I reiterate that, having gone down to Dover to meet the Kent intake unit in Dover docks, having met in the joint control room with deputy director Dave Butler of the clandestine threat command, and having been to Tug Haven and western Jetfoil on a cross-party parliamentary visit, it was fantastic to learn and understand. I share concerns expressed by the hon. Member for Enfield, Southgate about the use of this money by the French, and I have been quite open in my view that the French are simply not doing enough, but it was great to hear from Dave and others in the control room that what the French are doing inland is quite substantive. Dave was very happy to share the details.

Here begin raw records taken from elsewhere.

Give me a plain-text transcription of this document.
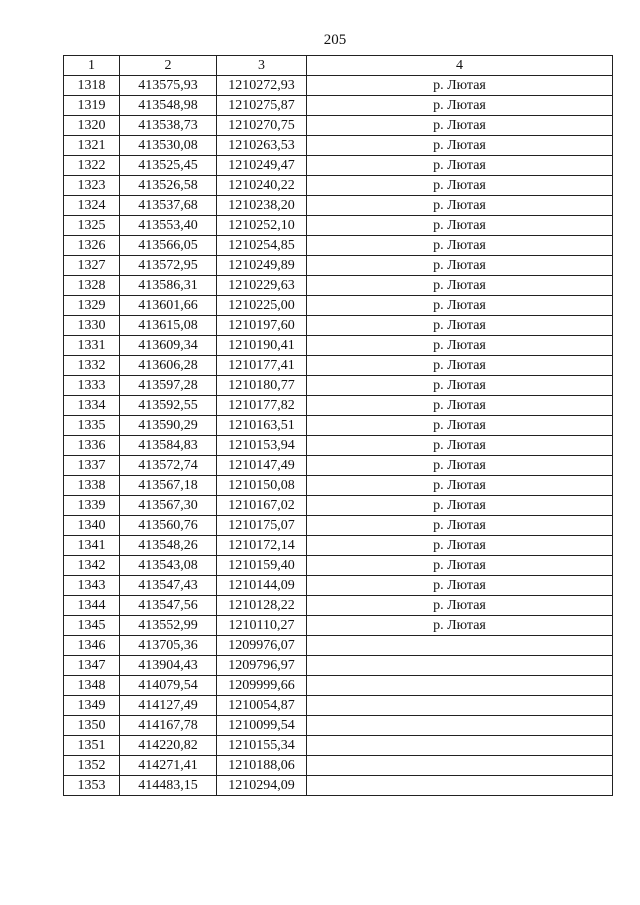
205
1	2	3	4
1318	413575,93	1210272,93	р. Лютая
1319	413548,98	1210275,87	р. Лютая
1320	413538,73	1210270,75	р. Лютая
1321	413530,08	1210263,53	р. Лютая
1322	413525,45	1210249,47	р. Лютая
1323	413526,58	1210240,22	р. Лютая
1324	413537,68	1210238,20	р. Лютая
1325	413553,40	1210252,10	р. Лютая
1326	413566,05	1210254,85	р. Лютая
1327	413572,95	1210249,89	р. Лютая
1328	413586,31	1210229,63	р. Лютая
1329	413601,66	1210225,00	р. Лютая
1330	413615,08	1210197,60	р. Лютая
1331	413609,34	1210190,41	р. Лютая
1332	413606,28	1210177,41	р. Лютая
1333	413597,28	1210180,77	р. Лютая
1334	413592,55	1210177,82	р. Лютая
1335	413590,29	1210163,51	р. Лютая
1336	413584,83	1210153,94	р. Лютая
1337	413572,74	1210147,49	р. Лютая
1338	413567,18	1210150,08	р. Лютая
1339	413567,30	1210167,02	р. Лютая
1340	413560,76	1210175,07	р. Лютая
1341	413548,26	1210172,14	р. Лютая
1342	413543,08	1210159,40	р. Лютая
1343	413547,43	1210144,09	р. Лютая
1344	413547,56	1210128,22	р. Лютая
1345	413552,99	1210110,27	р. Лютая
1346	413705,36	1209976,07	
1347	413904,43	1209796,97	
1348	414079,54	1209999,66	
1349	414127,49	1210054,87	
1350	414167,78	1210099,54	
1351	414220,82	1210155,34	
1352	414271,41	1210188,06	
1353	414483,15	1210294,09	
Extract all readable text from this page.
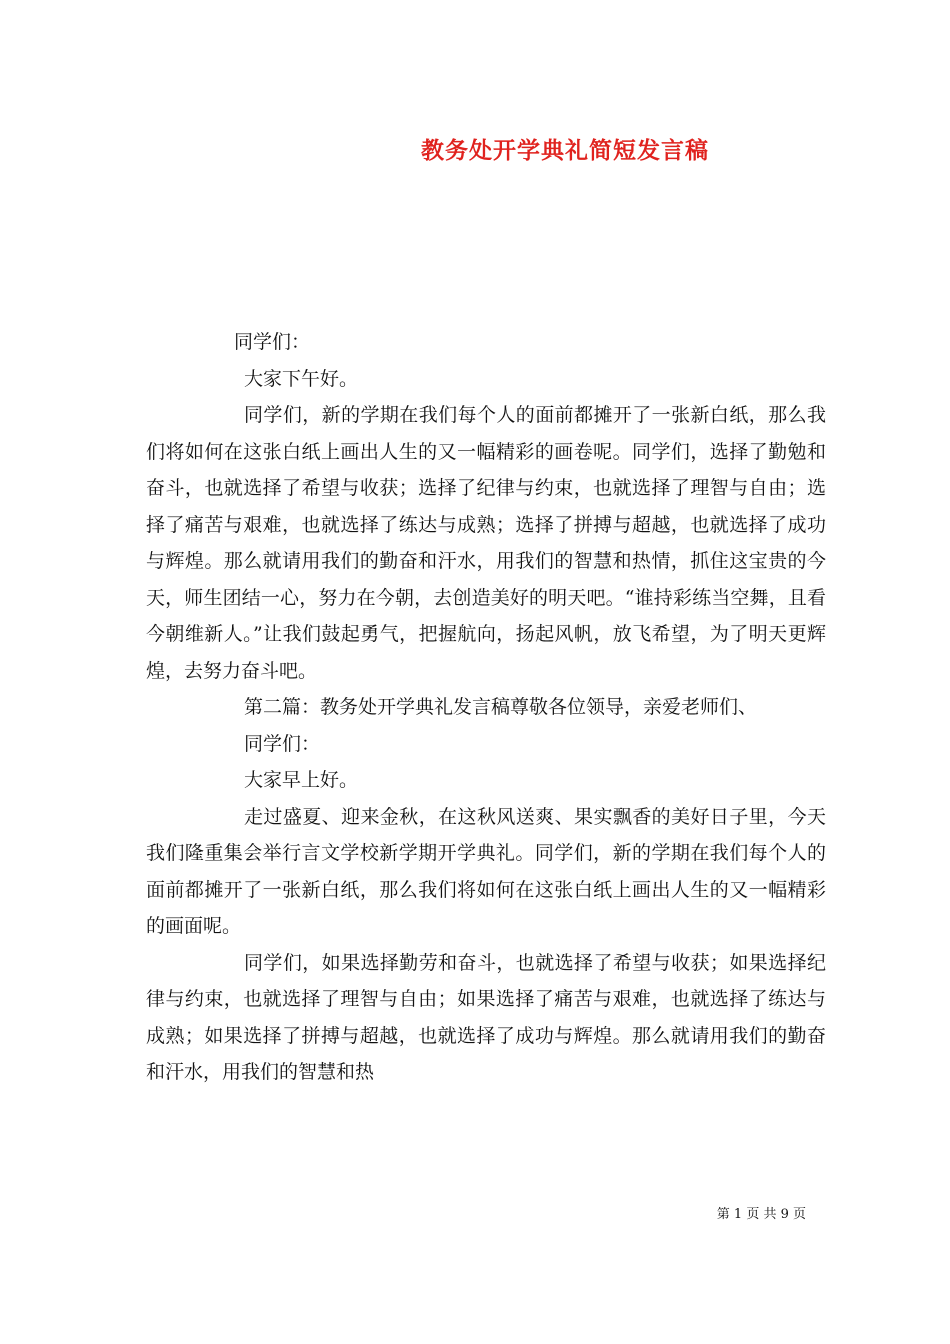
教务处开学典礼简短发言稿

同学们：

大家下午好。

同学们，新的学期在我们每个人的面前都摊开了一张新白纸，那么我们将如何在这张白纸上画出人生的又一幅精彩的画卷呢。同学们，选择了勤勉和奋斗，也就选择了希望与收获；选择了纪律与约束，也就选择了理智与自由；选择了痛苦与艰难，也就选择了练达与成熟；选择了拼搏与超越，也就选择了成功与辉煌。那么就请用我们的勤奋和汗水，用我们的智慧和热情，抓住这宝贵的今天，师生团结一心，努力在今朝，去创造美好的明天吧。“谁持彩练当空舞，且看今朝维新人。”让我们鼓起勇气，把握航向，扬起风帆，放飞希望，为了明天更辉煌，去努力奋斗吧。

第二篇：教务处开学典礼发言稿尊敬各位领导，亲爱老师们、

同学们：

大家早上好。

走过盛夏、迎来金秋，在这秋风送爽、果实飘香的美好日子里，今天我们隆重集会举行言文学校新学期开学典礼。同学们，新的学期在我们每个人的面前都摊开了一张新白纸，那么我们将如何在这张白纸上画出人生的又一幅精彩的画面呢。

同学们，如果选择勤劳和奋斗，也就选择了希望与收获；如果选择纪律与约束，也就选择了理智与自由；如果选择了痛苦与艰难，也就选择了练达与成熟；如果选择了拼搏与超越，也就选择了成功与辉煌。那么就请用我们的勤奋和汗水，用我们的智慧和热

第 1 页 共 9 页
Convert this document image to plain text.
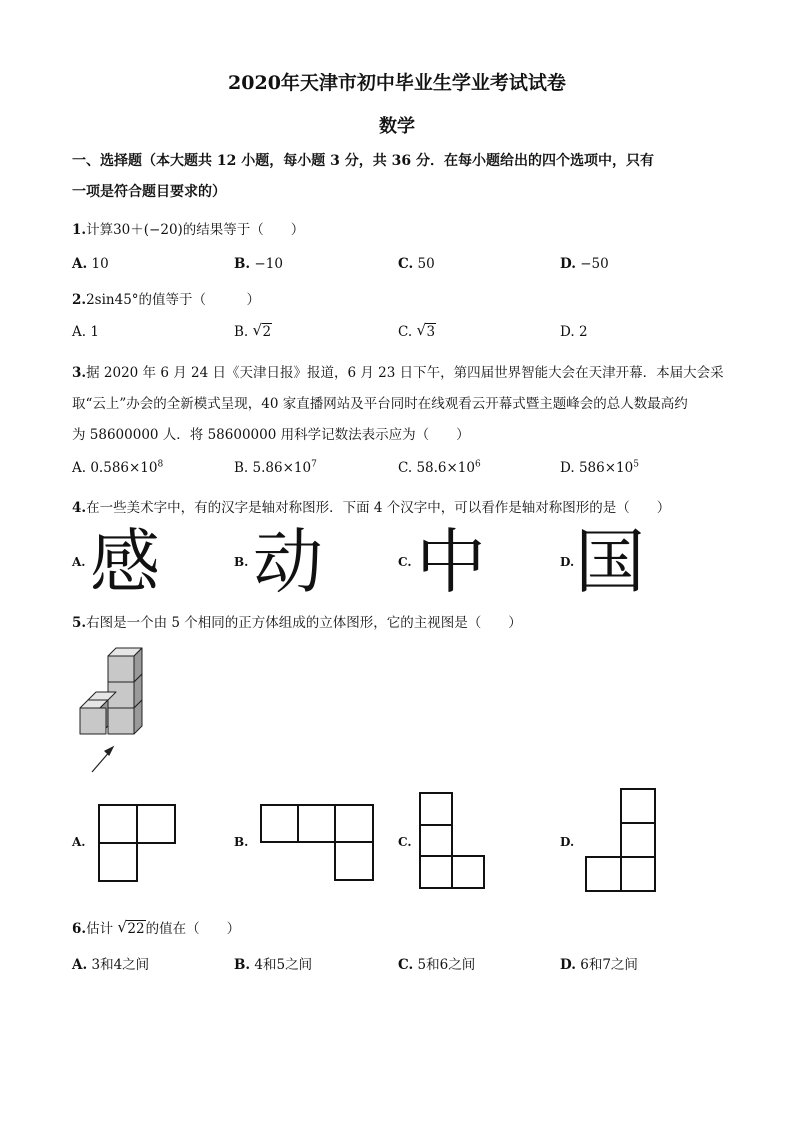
2020年天津市初中毕业生学业考试试卷
数学
一、选择题（本大题共 12 小题，每小题 3 分，共 36 分．在每小题给出的四个选项中，只有
一项是符合题目要求的）
1.计算30＋(−20)的结果等于（　　）
A. 10	B. −10	C. 50	D. −50
2.2sin45°的值等于（　　　）
A. 1	B. √ 2	C. √ 3	D. 2
3.据 2020 年 6 月 24 日《天津日报》报道，6 月 23 日下午，第四届世界智能大会在天津开幕．本届大会采
取“云上”办会的全新模式呈现，40 家直播网站及平台同时在线观看云开幕式暨主题峰会的总人数最高约
为 58600000 人．将 58600000 用科学记数法表示应为（　　）
A. $0.586\times 10^8$	B. $5.86\times 10^7$	C. $58.6\times 10^6$	D. $586\times 10^5$
4.在一些美术字中，有的汉字是轴对称图形．下面 4 个汉字中，可以看作是轴对称图形的是（　　）
A. 感	B. 动	C. 中	D. 国
5.右图是一个由 5 个相同的正方体组成的立体图形，它的主视图是（　　）
A.	B.	C.	D.
6.估计 √ 22的值在（　　）
A. 3和4之间	B. 4和5之间	C. 5和6之间	D. 6和7之间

I can only implore the hon. Gentleman, rather than pressing this new clause, to go on down and visit, and have a chat with Dave and the gang down there to hear what is going on in France. They were trying to say to us that the French are operating inland and trying to stop people from coming over to France and travelling through. The local Parisian community, for example, were getting very angry about being a path route towards Calais. That was a fascinating conversation.
That is why the new clause is unnecessary; we saw, after the threat of no payment was made, that suddenly we could not stop being inundated with video footage and photography of what was being done. I thought it was absolutely brilliant. The one thing the French are not doing is their job at sea. They need to step up and support the British Border Force and other British services in stopping boats once they have already launched into the English channel—not just by tracking them, as they currently do, but by tugging them back to France. They are simply not doing their job.
While I absolutely share the hon. Gentleman’s concerns about money, ultimately I believe the Home Secretary has a firm grip of this, and as we are seeing, the results are starting to pay dividends. However, I agree that more can be done, and the Bill goes a long way to achieving that.
I am grateful to the shadow Minister for his proposed new clause. He will appreciate that there is always a balance to be struck in these matters, and I should add that we have published joint statements that set out the nature of our work with France following arrangements made in July 2021 and November 2020. The content of the Sandhurst treaty, which underpins our illegal migration relationship with France, is also published.
Those arrangements are underpinned by additional administrative and operational documentation. However, it is not possible to publish that material where it includes sensitive details relating to the UK and our international partners. To disclose that information would hinder our operational response and our ability to target criminals driving illegal migration and ultimately protect the public. We must do nothing that aids their evil work—we simply must not entertain that, and that is something I am exceptionally mindful of in responding to the proposed new clause.
I will, but I am conscious of the need to make progress.
If the Minister is concerned to see that we do nothing to aid the evil work of people smugglers, what consideration has he given to the impact assessment by his own Department, which said:
“There is a risk that increased security and deterrence could encourage these cohorts to attempt riskier means of entering the UK.”?
According to his own Department, these proposals are counterproductive.
What is being sought is further detail on the relationship that we have with France in particular to tackle these dangerous channel crossings. As I say, we must put nothing in the public domain that risks undermining that constructive collaboration through the arrangement that we have with the French, which is vital to stopping these dangerous crossings and protecting lives at sea. To do so would also result in a betrayal of trust with our international partners, who own some of this information, and could prevent us from reaching future agreements with international partners, impacting our ability to prevent illegal migration and small boat crossings. That is why the Government feel unable to support the new clause and I encourage the hon. Member for Enfield, Southgate to withdraw it.
There is not enough scrutiny, so we wish to press the new clause to a vote.